= Artificial Intelligence (series) =

Series of albums

Artificial Intelligence is a series of albums by Warp Records released from 1992–1994 to exhibit the capabilities and sounds of electronic music. Warp described the new (post-rave electronic) music as "electronic listening music" to clarify that it was meant more for the mind than the body. The sleevenote on the 1992 compilation said "Are you sitting comfortably? Artificial Intelligence is for long journeys, quiet nights and club drowsy dawns. Listen with an open mind." The series is remarkable for its inclusion of groups and individuals who later became leaders in modern electronic music, techno, and ambient, such as Alex Paterson, Plaid, Richard D. James, Richie Hawtin, and Autechre. Every album in the series, aside from Dimension Intrusion, has its name enclosed in parentheses on its cover.

== Releases ==
- Artificial Intelligence (1992) – various artists
- Surfing on Sine Waves (1993) – Polygon Window
- Bytes (1993) – Black Dog Productions
- Electro-Soma (1993) – B12
- Dimension Intrusion (1993) – F.U.S.E.
- Ginger (1993) – Speedy J
- Incunabula (1993) – Autechre
- Artificial Intelligence II (1994) – various artists
- Motion (video) – various artists

== Background ==
When asked about the series in a 2016 interview with online electronic music journal Resident Advisor, Sean Booth of Autechre said that,I dunno, I didn't come up with Artificial Intelligence. You'd have to ask [Warp founder] Rob Mitchell and he's not around any more! I think it was a joke, really. There was a definite tongue-in-cheek thing going on with the AI series initially, everyone knew it was a bit silly. But we were enjoying doing it. Thing is, almost all the artists on that first AI compilation are just like us, they were regular kids, they're not intelligent people particularly. Richard [D. James] is a fucking blagger, Richie Hawtin too... I don't know how the fuck he gets away with the things he does! Alex Paterson, people like that, they're not known for being intellectually powerful, they're just fucking good musicians.

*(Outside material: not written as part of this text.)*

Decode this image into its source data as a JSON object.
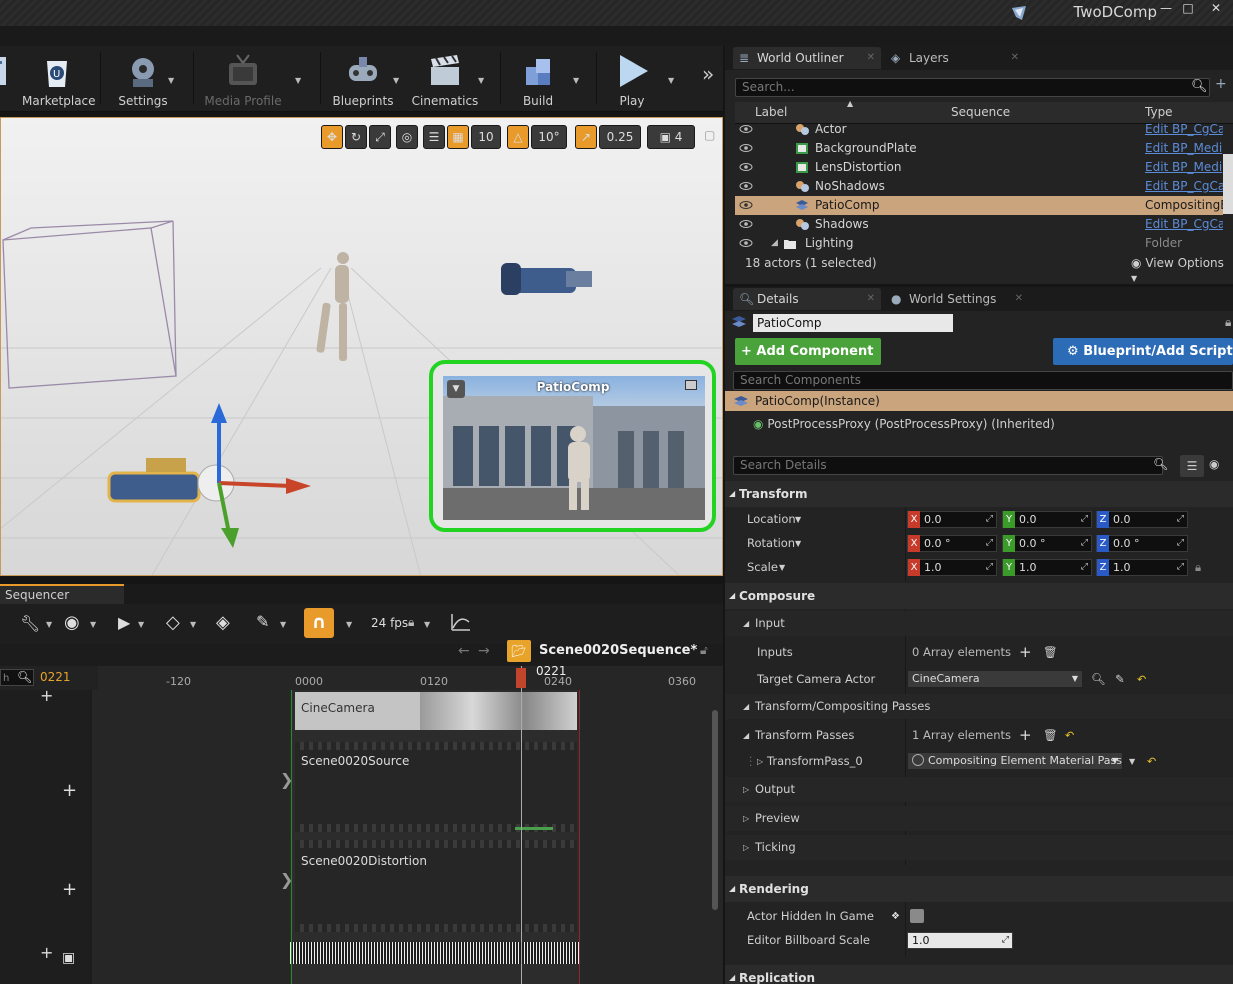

Each of the albums was released on vinyl, cassette and CD; each of the artist albums was also released on limited edition coloured or transparent vinyl. The video release Motion, released on VHS (and LaserDisc in Japan), mostly contained tracks from Artificial Intelligence II. Each release except Ginger was distributed in the United States by TVT/Wax Trax! Records.